The Copyright Act governs the ownership of specific virtual/digital property: music, videos, podcasts, and more. The law aims to develop an understanding among users that some object put in the public domain is not equal to their distribution and use for one’s purposes. If something is free, it doesn’t mean it was obtained legally or can be used without notifying the author of the content (DCMA, 1998). In video protection, this issue is very relevant: screen recordings of new films, using other people’s videos in one’s work without notification/quoting. The DCMA helps a lot in the fight against piracy and speculation on other people’s property because it sets a framework for the legal use of content and gives authors more rights.
Lenz vs. Universal Music Corp. – is a case that arose because the DCMA did not fully consider the procedure for removing content because it did not consider the nature of its use. Stephanie Lenz posted a video that UCM’s YouTube monitoring service believes focuses on the song Let’s Go Crazy, which belongs to Prince. An employee of the company considered the song playing in the background to be an infringement of copyrighted content. For this, Lenz sued UCM, pointing out that the company and YouTube chose to focus on removing content rather than analyzing what rights it was used. Her lawsuit was that her use of the song in the background in her videos did not violate copyright law because the music was already protected by it. The use of the content was done without the purpose of profiting from it or claiming rights to the song. Lenz’s lawsuit claimed that fair use of copyrighted material was not subject to DCMA law.
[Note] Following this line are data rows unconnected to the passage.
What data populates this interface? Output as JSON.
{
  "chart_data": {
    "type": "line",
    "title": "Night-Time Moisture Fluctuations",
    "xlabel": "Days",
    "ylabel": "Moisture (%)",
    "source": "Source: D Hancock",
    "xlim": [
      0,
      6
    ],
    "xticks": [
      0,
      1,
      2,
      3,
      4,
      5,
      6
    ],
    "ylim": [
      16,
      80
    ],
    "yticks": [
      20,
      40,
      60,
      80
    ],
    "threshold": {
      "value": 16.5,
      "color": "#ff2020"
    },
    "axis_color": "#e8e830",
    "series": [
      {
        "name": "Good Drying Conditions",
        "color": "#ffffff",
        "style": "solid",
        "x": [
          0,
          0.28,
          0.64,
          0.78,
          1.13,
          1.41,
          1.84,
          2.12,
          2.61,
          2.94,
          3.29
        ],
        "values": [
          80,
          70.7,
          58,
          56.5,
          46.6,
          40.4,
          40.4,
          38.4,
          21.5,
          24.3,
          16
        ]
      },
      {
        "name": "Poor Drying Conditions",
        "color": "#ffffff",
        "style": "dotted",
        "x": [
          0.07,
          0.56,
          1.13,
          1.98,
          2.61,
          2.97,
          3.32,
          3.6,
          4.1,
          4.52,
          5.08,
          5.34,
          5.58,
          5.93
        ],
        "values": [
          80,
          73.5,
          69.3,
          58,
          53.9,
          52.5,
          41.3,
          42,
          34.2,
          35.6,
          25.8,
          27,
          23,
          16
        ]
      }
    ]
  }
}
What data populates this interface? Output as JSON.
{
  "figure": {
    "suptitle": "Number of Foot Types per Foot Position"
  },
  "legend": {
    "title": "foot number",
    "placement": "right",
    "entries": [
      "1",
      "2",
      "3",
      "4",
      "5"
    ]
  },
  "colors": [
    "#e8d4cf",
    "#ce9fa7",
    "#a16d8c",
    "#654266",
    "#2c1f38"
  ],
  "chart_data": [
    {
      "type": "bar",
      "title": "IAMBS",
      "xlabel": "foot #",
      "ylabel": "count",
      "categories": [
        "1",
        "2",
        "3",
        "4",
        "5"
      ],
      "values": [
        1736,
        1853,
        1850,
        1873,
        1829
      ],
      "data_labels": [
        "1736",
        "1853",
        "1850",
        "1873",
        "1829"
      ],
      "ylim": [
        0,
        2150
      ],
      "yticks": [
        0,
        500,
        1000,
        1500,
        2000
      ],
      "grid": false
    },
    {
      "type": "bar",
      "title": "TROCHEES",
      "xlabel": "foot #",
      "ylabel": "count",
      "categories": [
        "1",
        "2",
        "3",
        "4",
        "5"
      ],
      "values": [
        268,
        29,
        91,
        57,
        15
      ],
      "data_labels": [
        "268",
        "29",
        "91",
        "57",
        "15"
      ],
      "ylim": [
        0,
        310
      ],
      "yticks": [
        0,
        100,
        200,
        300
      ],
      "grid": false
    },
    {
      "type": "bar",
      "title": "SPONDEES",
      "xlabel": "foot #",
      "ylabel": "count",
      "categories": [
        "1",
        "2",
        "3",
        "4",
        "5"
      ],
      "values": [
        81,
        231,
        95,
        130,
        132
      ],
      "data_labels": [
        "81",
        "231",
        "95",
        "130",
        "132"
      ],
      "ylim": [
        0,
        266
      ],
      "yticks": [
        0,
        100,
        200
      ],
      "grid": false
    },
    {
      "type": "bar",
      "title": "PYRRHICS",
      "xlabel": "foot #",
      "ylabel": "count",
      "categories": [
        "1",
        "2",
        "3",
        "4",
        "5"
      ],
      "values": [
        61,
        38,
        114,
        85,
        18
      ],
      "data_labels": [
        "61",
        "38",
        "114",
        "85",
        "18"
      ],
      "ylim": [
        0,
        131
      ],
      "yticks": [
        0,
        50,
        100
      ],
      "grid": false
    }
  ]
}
The court ruled that the copyright holder must consider fair use of protected content. It is because this type of consumption/use does not imply a violation of the author’s rights. The court also noted that the monitoring services must analyze how the material is used before removing material with protected content. Only in case of violation of fair use should the issue of removal of content be raised. The judge used the language about affirmative defense and mentioned that it is also responsible for improper use of his authority as an author. Authors should be aware that their rights to the material do not equal their right to regulate the law as they see fit. The main point of this claim is that authors must also provide evidence because without it, the case would be considered fabricated.